王漢之嘿嘿一笑,擺擺手,說:“任娜娜,從古至今,不乏老夫少妻和老妻少婦,這足以說明,年齡不是阻礙感情發展的主要原因,羅玉寒醫術高明,少年老成,足能彌補年齡上的缺陷,再說,老妻少婦,更能激發女性的母性,男生也能找到母愛的感覺。”
“還有,我和他地位懸殊,我是警察,他是學生。”任娜娜辯解道。
王漢之再擺手,說:“這個也不是問題,我已經打聽過了,羅玉寒年齡雖小了點,但工作能力很強,據說他白手起家,已經積攢了一筆不小的家業,別的不說,那棟別墅至少價值千把萬,我正考慮他的請求,把他提拔爲經偵隊的顧問,從而解決我們辦案的 經費問題,如此一來,他和你就平起平坐了。”
眼看任娜娜的兩個理由都被王漢之駁倒,石磊急了,湊近任娜娜嘀咕一句,任娜娜突然大聲地說:“前兩個原因是次要的,主要原因是,我和他性格不合。”

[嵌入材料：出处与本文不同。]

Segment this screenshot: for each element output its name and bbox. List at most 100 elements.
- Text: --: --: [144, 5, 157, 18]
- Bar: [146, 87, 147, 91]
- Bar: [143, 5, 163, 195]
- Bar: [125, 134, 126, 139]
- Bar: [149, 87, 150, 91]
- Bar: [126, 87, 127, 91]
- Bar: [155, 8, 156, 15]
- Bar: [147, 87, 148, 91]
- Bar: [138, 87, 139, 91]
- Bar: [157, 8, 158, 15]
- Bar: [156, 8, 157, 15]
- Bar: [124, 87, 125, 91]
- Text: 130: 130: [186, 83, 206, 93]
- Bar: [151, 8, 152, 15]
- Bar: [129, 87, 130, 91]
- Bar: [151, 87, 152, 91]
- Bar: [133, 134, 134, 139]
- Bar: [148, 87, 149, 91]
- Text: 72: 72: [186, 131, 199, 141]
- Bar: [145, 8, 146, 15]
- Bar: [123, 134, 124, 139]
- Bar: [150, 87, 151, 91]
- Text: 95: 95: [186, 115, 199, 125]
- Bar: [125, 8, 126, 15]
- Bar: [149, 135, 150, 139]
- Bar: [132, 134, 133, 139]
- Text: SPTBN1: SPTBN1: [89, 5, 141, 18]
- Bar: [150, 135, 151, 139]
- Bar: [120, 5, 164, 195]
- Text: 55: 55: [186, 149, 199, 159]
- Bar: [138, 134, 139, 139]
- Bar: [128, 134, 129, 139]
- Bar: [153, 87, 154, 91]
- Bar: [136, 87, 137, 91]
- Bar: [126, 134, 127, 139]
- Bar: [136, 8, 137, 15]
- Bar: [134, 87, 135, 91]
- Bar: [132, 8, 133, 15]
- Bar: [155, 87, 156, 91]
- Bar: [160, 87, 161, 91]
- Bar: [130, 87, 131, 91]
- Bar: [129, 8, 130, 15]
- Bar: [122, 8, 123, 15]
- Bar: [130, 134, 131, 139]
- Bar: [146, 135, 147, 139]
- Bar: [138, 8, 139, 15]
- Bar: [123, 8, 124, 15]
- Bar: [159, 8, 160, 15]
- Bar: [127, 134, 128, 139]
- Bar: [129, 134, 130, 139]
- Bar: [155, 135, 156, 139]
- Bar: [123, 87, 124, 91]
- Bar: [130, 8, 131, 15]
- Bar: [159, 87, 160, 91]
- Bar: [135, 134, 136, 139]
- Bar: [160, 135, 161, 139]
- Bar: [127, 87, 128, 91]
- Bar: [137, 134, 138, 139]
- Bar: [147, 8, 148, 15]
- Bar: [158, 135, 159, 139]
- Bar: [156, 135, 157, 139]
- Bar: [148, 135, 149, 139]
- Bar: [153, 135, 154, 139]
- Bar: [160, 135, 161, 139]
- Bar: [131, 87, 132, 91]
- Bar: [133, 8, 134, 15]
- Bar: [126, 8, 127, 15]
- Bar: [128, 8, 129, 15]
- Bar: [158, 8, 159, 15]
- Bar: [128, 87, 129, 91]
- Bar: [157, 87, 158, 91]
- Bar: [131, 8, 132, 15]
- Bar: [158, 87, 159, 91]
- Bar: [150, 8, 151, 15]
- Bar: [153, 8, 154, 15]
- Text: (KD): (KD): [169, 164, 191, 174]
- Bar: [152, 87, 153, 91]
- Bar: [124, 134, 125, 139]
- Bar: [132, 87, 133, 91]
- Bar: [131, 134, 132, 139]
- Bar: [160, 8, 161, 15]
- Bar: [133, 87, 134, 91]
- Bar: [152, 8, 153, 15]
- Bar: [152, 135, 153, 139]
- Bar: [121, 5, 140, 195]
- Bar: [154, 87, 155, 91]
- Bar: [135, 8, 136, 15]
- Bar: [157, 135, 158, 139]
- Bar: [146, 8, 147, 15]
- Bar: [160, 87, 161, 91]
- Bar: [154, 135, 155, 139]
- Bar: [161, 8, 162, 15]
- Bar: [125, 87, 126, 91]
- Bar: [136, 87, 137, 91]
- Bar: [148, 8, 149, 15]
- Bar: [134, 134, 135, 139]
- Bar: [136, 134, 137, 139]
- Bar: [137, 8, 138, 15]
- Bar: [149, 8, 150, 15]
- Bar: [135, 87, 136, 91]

王漢之考慮片刻,轉向羅玉寒,笑笑說:“羅玉寒,其他的事都好說,性格乃天生所帶,俗話說江山易改本性難移,我雖然是局長,但也不能拉郎配,亂點鴛鴦譜,我看這事玄,羅玉寒,你說呢。”
羅玉寒心裡非常清楚,任娜娜和他拜拜的主要原因是,說好聽點是接觸的女性太多,說難聽點就是太風流,任娜娜之所以沒當着王局和石磊的面說出來,大概是爲了給羅玉寒留點面子。想到這裡,羅玉寒也不再辯解,準備和王局好寒暄兩句,打道回府。
可羅玉寒還沒張嘴,夏怡晴就急匆匆地跑過來了。
夏怡晴做過證人後,一直在門崗等候羅玉寒,足足等了一個多小時,還不見羅玉寒出來,就跑進來想看個究竟。
夏怡晴見任娜娜在場,認爲這剛好是一場拆散任娜娜和羅玉寒的機會,跑過來就握住了羅玉寒的手,一邊跺腳一邊嗲聲說:“玉寒,凍死了凍死了,快要凍死了,要不是爲了等你……握緊點,快點給我暖暖,哇塞,你到底是男孩子,火力猛,手也暖烘烘的……”
任娜娜離開羅玉寒,本來就是因爲醋意大發,最終目的只是想嚇唬一下羅玉寒,同時看他是否珍惜自己,現在見夏怡晴和羅玉寒親密無間的樣子,氣得胸膛起伏,狠狠瞪了羅玉寒一眼,轉向王漢之,說:“王局,你都看見了吧,羅玉寒本質就這樣,仗着有點小醫術,凡是見到漂亮女生都魂不守舍的,小手段順手拈來,據我所知,都五六個了,眼前就是其中之一,還不說我不知道的,這樣的男生誰敢要,你要有女兒,敢把女兒嫁給他這樣的人麼。”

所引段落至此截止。